Cultivating Influence

So far in the discussion of cultivating culture in the workplace I’ve discussed:

  1. Building collaboration with your team
  2. Alignment to a common vision
  3. Share in the responsibility for achieving the mission
  4. Build trust through open and honest communication
  5. Focus on the task at hand
  6. Instill a sense of urgency

But, if you want to tap into your employee creativity, change how you view them. The first principle of performance in my coaching practice is, “We see the world, not as it is, but as we are-or as we are conditioned to see it.” Principle two states, “language and the voice we give our attention dictates how we see the world. ” The final principle states, “we change our behavior by using transformative language and listening to a different voice.”

Why Is Language Important?

The previous three principles properly applied can make all the difference in affecting employee creativity. Why? First, the way you see your team is how you treat them. Secondly, your language dictates how your team responds to you. And finally, by adjusting your language you can get more from the people you work with.

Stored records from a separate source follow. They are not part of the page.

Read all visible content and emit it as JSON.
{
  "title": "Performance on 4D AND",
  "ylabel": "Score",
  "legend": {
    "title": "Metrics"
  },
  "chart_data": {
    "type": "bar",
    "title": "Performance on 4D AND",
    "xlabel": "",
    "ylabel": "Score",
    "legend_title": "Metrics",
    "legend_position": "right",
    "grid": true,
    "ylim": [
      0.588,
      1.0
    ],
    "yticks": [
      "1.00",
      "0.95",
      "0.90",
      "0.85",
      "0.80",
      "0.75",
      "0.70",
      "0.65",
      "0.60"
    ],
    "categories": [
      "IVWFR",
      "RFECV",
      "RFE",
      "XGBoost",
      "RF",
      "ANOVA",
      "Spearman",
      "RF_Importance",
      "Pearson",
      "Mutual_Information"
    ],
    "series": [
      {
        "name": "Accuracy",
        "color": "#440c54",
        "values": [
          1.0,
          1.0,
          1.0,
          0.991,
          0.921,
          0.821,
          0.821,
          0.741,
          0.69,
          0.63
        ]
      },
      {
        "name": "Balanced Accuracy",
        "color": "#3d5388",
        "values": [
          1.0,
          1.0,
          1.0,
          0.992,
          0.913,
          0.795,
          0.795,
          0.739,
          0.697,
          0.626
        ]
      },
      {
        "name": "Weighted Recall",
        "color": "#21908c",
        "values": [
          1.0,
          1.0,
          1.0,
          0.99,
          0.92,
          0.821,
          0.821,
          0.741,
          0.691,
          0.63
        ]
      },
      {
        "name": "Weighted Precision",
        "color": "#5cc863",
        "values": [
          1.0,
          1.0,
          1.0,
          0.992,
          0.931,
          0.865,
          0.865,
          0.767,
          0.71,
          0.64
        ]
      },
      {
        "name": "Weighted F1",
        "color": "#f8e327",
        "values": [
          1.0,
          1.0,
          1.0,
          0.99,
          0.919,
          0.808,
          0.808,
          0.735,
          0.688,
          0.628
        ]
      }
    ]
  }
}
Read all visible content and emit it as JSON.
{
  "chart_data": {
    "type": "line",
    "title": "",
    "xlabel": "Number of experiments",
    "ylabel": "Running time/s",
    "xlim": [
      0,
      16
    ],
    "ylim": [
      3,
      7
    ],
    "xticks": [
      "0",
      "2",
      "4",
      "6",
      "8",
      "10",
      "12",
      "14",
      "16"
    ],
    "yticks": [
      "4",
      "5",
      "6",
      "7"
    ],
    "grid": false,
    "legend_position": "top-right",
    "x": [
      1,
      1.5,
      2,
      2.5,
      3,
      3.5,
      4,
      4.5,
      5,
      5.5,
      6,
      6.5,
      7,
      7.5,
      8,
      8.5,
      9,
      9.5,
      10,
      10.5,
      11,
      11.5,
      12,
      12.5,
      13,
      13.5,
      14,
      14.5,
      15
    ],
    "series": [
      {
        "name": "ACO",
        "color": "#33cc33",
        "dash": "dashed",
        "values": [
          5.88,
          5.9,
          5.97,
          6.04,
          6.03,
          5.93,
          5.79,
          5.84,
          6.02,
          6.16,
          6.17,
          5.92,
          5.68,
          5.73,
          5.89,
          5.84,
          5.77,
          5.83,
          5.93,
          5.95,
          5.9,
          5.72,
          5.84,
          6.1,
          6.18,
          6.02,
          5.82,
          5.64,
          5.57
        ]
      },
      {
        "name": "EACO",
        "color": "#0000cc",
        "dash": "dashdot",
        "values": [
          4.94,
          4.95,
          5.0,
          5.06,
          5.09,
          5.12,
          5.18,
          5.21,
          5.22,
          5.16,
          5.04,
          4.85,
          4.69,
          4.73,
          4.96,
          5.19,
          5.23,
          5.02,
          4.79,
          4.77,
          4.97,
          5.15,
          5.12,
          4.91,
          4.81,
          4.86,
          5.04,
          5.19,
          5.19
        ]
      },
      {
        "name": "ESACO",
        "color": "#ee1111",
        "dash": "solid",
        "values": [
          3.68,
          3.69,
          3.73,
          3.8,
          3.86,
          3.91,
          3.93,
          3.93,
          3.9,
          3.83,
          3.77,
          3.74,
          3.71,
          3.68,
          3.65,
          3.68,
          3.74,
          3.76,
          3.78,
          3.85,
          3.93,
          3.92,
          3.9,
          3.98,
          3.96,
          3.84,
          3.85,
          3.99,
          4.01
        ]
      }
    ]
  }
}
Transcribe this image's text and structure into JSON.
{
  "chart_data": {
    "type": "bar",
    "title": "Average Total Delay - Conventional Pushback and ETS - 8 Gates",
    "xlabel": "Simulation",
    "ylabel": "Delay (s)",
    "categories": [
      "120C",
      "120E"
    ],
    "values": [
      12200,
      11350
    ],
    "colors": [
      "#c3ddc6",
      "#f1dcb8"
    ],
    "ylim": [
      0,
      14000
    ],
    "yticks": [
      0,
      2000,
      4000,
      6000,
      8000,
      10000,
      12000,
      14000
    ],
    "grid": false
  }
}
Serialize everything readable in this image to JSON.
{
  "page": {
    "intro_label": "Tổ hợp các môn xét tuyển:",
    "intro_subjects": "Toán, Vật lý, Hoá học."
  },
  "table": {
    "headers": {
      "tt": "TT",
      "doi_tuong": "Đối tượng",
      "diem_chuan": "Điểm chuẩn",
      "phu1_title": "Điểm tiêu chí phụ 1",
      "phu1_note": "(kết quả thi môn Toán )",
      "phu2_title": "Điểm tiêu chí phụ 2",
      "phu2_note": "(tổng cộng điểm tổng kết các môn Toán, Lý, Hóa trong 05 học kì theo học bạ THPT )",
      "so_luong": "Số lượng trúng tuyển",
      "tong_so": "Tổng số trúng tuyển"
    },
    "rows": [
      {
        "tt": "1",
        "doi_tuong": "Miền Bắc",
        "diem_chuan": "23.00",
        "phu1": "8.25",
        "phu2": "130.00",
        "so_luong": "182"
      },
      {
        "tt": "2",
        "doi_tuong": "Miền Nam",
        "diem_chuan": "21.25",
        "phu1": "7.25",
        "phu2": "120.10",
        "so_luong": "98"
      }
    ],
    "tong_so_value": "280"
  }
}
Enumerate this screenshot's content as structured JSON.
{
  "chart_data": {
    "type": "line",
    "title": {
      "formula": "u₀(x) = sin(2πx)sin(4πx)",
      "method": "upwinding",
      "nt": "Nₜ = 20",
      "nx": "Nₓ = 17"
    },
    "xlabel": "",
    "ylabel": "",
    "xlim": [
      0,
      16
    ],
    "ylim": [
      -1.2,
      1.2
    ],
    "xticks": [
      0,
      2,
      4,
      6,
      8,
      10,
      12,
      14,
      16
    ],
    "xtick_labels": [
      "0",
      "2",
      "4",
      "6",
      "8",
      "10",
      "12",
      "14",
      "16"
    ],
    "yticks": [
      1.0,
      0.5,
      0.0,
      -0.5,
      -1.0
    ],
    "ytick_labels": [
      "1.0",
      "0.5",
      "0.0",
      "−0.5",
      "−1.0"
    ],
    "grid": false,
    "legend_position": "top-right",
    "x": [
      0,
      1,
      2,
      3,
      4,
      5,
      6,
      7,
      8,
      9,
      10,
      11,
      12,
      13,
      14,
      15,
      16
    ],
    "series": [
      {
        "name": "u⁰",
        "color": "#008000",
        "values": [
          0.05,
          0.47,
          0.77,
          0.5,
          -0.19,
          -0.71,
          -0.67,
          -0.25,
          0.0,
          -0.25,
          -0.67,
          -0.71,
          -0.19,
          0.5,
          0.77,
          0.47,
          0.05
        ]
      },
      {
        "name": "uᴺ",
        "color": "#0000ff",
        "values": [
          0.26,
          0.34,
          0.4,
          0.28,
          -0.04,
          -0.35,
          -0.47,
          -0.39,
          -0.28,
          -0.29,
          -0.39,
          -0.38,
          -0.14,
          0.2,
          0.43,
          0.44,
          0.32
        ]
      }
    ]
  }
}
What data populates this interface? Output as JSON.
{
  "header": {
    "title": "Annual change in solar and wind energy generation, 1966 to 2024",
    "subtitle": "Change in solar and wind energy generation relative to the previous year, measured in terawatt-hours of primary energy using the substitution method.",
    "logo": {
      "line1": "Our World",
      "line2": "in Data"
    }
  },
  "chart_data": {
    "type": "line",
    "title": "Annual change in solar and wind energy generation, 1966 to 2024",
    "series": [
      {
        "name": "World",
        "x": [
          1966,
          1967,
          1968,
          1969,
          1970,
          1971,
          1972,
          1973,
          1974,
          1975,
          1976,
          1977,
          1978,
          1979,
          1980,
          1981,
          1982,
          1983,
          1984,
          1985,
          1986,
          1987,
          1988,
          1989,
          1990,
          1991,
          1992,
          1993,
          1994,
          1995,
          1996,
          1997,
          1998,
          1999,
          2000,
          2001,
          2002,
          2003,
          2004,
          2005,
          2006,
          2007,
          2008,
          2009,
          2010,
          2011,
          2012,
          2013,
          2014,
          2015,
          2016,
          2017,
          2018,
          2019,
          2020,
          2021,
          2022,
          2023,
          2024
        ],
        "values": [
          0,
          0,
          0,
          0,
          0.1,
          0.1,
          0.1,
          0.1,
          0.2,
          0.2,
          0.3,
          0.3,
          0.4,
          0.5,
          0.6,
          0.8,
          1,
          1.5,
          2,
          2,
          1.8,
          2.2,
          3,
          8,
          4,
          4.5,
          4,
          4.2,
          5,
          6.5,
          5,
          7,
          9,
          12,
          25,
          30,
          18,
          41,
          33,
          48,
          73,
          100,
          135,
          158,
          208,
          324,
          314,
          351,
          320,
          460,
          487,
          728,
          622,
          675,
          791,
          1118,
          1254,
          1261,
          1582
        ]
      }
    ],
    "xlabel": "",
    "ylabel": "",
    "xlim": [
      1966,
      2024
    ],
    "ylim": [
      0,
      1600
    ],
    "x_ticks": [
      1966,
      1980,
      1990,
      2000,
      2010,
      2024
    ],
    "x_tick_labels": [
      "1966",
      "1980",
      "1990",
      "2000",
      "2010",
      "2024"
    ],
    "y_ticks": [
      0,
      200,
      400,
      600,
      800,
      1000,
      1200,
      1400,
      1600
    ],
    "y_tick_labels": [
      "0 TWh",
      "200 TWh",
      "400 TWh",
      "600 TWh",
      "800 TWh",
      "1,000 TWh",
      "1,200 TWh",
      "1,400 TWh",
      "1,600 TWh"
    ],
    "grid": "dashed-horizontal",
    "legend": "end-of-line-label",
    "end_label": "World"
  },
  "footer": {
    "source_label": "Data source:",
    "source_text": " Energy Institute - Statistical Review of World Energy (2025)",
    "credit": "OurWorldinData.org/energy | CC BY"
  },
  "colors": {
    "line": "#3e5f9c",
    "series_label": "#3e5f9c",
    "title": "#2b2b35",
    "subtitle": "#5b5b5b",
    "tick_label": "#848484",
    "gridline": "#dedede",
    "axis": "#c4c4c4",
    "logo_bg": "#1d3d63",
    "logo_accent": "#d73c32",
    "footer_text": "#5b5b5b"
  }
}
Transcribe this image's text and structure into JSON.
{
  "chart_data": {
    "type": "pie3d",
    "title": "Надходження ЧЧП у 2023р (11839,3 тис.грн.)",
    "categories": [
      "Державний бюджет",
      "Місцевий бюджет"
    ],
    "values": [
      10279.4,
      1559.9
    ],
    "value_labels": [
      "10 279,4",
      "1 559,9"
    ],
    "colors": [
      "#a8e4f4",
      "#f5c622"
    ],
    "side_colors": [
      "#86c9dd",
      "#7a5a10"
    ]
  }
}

Employee Creativity Begins With Your Care For Them

If your team knows you care and you are genuinely interested in their opinion they will give you more. Consequently, to get more from your team, allow them to have influence. They have influence when you see them as viable members who can make a difference. It begins with you. Ask more questions. Don’t judge their responses. Brainstorm your next problem with people who aren’t usually in the room. Reach down the organization a level or two. Ask those people who are closest to the customer. They have your answers.